IMCIDU 2019 FULLTEXT & ABSTRACT BOOK, vol.1, no.1, pp.561-566, 2019 (National Conference Book)
INTRODUCTION: Neuroblastoma is one of the most common solid tumours in children less than 1 year of age. Intensive multimodal treatments provide a small improvement in survival rates, but patients with refractory and relapsed disease have a significant percentage. Therefore, novel molecular targets and therapeutic strategies are needed to prolong patient survival. Rottlerin, a naturally occurring polyphenolic compound derived from Mallotus philipinensis, appears to have great potential in cancer therapy because of its effects on several cellular processes such as proliferation and apoptosis. Genistein is a phytoestrogen and acts as tyrosine kinase inhibitor. Genistein have been found to inhibit cell division and survival in several cancers. Recently, we learned that Eukaryotic elongation factor-2 kinase(EF2K) is dramatically up-regulated in many cancer cells and promotes cell survival and proliferation, its inhibition significantly reduces cell growth and colony formation. Rottlerin and Genistein also showed inhibitory effects on this kinase in another solid tumours like Panc Ca. However, the effects of these drugs on in vitro cell behaviours, regulator pathways and relationship between EF2K and these drugs remains are largely unknown. Thus, we investigated the effects of Rottlerin and Genistein separately and in combination on neuroblastoma cells. MATERIAL-METHODS: In this study, the human neuroblastoma cancer cell lines (SH-SY5Y,Kelly) were used. Rottlerin and Genistein were also employed for therapy. The viability and/or proliferation of cells were detected by MTS and Colony formation assays after drug treatments. In-vitro invasion and wound-healing assays were used to assess cell motility and the ability of migration/invasion. Apoptosis and cell cycle were assessed by Annexin-V and propidium iodide assays in flow cytometry, respectively. Western blot analysis was performed to evaluate protein changes. One-way ANOVA with post-hoc Tukey test was performed for statistical analysis. Significance level was accepted as p<0.05. This study was supported by EgeUniversity-BAP(16-TIP-006).

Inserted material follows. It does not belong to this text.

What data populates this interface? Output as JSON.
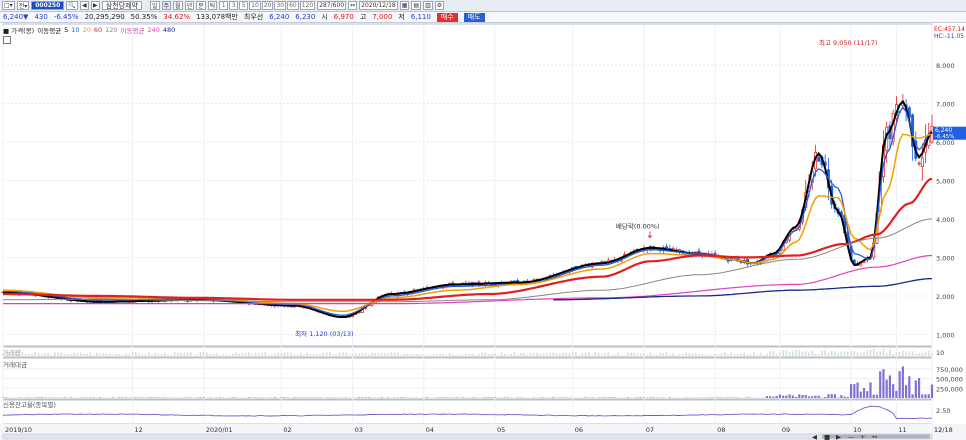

RESULTS: Our results showed that Rottlerin and Genistein treatments caused a significant reduction in cell proliferation, colony formation, invasion/wound-healing capacity in neuroblastoma cells at concentrations of 5μM and 30μM, respectively(p<0,0001). The combination of these doses also empowered the level of inhibition in these analysis(p<0,0001). Additionally, these drugs also increased the level of apoptosis in neuroblastoma cell lines(p<0,0001). Moreover, our agents caused G1-cell cycle arrest in these cells(p<0,0001). We showed that Rottlerin and Genistein treatments markedly inhibit EF2K overexpression and this downregulation may be responsible for in vitro effects. Our western blot data suggested that EF2K may enhance tumorigenesis and metastasis through the upregulation of pro-tumorigenic, metastatic proteins and pathways in neuroblastoma cells and our agents probably showed their anti-proliferative, anti-metastatic and apoptotic effects through EF2K downregulation.

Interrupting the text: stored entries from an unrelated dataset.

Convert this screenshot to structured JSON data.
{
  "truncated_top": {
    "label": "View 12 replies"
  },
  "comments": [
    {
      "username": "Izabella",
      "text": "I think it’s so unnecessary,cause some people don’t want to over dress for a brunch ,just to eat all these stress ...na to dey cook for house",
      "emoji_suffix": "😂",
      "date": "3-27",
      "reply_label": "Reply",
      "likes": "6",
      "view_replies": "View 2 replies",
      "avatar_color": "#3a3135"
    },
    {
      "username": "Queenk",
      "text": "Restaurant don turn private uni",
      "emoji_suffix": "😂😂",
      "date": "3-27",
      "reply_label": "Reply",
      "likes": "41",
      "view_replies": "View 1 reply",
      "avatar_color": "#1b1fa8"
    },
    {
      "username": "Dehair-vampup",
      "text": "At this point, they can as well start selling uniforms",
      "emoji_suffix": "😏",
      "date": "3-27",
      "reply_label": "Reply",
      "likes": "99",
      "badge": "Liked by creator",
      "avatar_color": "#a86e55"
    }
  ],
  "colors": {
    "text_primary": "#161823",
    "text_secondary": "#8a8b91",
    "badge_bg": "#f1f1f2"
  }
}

CONCLUSION: In conclusion, it was revealed with all these results that Rottlerin and Genistein have important effects on cell proliferation, colony formation, invasion, and cell cycle/apoptosis in neuroblastoma cells. Moreover, it has been shown that Rottlerin and Genistein may show these effects through downregulation of EF2K as a novel potential therapeutic target in neuroblastoma. Overall, treatment with Rottlerin and Genistein in combination may be a viable approach and beneficial to neuroblastoma patients with use in new nano-drug delivery systems.